Ingestion: Kafka Phase

As incoming data has been received and parsed the last step done by the ingestion layer is to put the data on a Kafka queue. The queue serves as the durable storage for the incoming data so that it can be processed and digested by LogScale.

Kafka was chosen because Kafka is:

  • Designed to process large volumes of data in a robust way.

  • Horizontally scalable

  • Supports a durable queue mechanism

  • Highly configurable

  • Distributed with a built-in replication factor to spread data across multiple nodes

The response from Kafka as the durable storage mechanism is used to support acknowledge to clients when sending data:

  • When the Kafka queue indicates that the data has been accepted, the client gets a positive acknowledgement that the data has been accepted.

  • If data could not be put on the Kafka queue, an error is returned to the client.

The digest layer reads the data from the ingest queue and store it in LogScale's internal storage format, segment files.

For more information on how Kafka handles durability, see Kafka Semantics.
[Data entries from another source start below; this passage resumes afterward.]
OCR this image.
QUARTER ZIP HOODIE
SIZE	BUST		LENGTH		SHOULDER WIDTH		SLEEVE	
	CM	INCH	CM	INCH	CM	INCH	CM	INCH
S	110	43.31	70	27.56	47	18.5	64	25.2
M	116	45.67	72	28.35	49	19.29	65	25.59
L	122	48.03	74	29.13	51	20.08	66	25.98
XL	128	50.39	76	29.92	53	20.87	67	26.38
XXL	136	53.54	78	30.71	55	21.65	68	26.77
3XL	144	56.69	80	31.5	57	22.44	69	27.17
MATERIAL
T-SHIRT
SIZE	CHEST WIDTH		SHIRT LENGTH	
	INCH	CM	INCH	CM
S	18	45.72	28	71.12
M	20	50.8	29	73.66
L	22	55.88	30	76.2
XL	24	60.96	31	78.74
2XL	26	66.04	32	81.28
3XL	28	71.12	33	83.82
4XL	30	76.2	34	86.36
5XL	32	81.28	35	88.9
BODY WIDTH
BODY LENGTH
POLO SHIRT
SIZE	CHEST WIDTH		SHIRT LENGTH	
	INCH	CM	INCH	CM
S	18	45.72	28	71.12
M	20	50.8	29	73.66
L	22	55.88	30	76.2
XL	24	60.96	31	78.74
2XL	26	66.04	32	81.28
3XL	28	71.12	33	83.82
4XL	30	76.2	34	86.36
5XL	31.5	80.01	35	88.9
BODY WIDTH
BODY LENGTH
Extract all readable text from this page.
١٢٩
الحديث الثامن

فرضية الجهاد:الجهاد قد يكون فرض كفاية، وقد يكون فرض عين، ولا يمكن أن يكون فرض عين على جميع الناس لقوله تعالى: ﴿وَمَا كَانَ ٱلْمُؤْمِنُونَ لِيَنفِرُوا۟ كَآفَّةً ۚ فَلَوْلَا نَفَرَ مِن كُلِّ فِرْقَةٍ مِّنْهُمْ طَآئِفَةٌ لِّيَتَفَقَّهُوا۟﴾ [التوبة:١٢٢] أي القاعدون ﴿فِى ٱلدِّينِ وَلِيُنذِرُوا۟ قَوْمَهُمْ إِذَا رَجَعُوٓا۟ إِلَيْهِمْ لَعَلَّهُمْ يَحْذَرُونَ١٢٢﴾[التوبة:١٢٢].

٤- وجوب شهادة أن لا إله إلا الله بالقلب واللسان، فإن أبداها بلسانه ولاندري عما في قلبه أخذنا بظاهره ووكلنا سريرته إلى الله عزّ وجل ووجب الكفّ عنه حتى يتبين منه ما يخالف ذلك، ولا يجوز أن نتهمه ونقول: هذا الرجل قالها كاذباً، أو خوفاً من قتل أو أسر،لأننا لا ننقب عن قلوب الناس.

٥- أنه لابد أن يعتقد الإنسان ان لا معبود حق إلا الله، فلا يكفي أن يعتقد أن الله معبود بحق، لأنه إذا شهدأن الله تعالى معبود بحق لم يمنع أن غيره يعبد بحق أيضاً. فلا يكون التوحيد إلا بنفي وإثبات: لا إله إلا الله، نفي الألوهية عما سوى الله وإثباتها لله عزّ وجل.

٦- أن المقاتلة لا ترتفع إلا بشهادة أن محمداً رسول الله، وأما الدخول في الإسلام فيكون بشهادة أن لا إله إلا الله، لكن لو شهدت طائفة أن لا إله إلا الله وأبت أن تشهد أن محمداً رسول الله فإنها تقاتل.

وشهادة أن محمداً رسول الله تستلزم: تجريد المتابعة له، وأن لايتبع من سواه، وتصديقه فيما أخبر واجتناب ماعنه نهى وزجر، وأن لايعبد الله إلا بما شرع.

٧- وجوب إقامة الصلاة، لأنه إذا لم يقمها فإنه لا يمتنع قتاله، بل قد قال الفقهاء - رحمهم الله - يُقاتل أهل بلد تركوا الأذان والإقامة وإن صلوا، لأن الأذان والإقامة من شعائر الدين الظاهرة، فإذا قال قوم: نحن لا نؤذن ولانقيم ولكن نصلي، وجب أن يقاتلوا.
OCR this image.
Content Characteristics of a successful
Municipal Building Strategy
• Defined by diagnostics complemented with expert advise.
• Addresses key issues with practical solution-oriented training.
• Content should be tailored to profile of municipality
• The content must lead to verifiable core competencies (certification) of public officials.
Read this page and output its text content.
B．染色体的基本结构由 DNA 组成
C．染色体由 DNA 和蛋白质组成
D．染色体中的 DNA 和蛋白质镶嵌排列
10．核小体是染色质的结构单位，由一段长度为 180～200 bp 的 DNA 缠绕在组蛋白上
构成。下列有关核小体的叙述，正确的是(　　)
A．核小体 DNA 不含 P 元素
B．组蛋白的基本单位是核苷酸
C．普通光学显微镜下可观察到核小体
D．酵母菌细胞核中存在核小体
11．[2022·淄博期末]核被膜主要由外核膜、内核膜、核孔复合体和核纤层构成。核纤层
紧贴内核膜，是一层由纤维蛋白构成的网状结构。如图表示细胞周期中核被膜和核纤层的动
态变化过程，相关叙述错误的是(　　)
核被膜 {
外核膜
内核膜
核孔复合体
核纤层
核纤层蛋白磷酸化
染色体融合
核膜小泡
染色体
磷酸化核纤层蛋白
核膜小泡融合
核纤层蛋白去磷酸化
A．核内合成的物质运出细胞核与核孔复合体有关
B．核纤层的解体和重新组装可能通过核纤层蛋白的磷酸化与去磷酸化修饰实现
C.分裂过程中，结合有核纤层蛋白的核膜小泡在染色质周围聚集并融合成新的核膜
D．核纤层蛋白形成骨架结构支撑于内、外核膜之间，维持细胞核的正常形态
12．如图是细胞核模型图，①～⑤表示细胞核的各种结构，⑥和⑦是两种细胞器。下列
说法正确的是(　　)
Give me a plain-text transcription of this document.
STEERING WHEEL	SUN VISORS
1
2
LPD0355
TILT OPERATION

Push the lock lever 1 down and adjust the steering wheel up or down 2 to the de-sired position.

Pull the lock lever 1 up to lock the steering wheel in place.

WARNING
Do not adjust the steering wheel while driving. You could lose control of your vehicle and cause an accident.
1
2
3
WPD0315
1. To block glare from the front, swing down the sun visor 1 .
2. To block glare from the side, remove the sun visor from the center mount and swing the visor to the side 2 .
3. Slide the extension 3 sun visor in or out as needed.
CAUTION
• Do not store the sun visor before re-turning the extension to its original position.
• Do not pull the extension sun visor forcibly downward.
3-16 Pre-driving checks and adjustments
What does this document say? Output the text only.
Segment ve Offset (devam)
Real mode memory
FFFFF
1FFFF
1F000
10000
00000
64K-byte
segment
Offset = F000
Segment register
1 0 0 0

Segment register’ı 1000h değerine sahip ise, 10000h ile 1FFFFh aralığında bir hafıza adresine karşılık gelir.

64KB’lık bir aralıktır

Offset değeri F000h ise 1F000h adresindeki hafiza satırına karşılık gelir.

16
The distributed cluster model with built-in replication in Kafka allows you to configure how many nodes can be lost without losing data. Kafka can also be configured to set the number of nodes that should have received the data before acknowledging successful receipt. LogScale by default configures Kafka with the following settings:

  • Replication factor of 3 — i.e. data is copied to a minimum of three hosts

  • Two in-sync replicas — at least two nodes must have acknowledged receipt of the data before returning success to the client

  • Acknowledge all messages — messages on the queue must have been accepted and stored

Using this configuration, LogScale ensures that data accepted during ingestion has been reliably received and queue for digest, and ensures at least once semantics for the incoming data.

In the worst case, data may be received multiple times. For example, a log shipper sends data, loses the network connection before receiving a response. Without an acknowledgement, the log shipper would resend the data, leading to LogScale storing the data twice.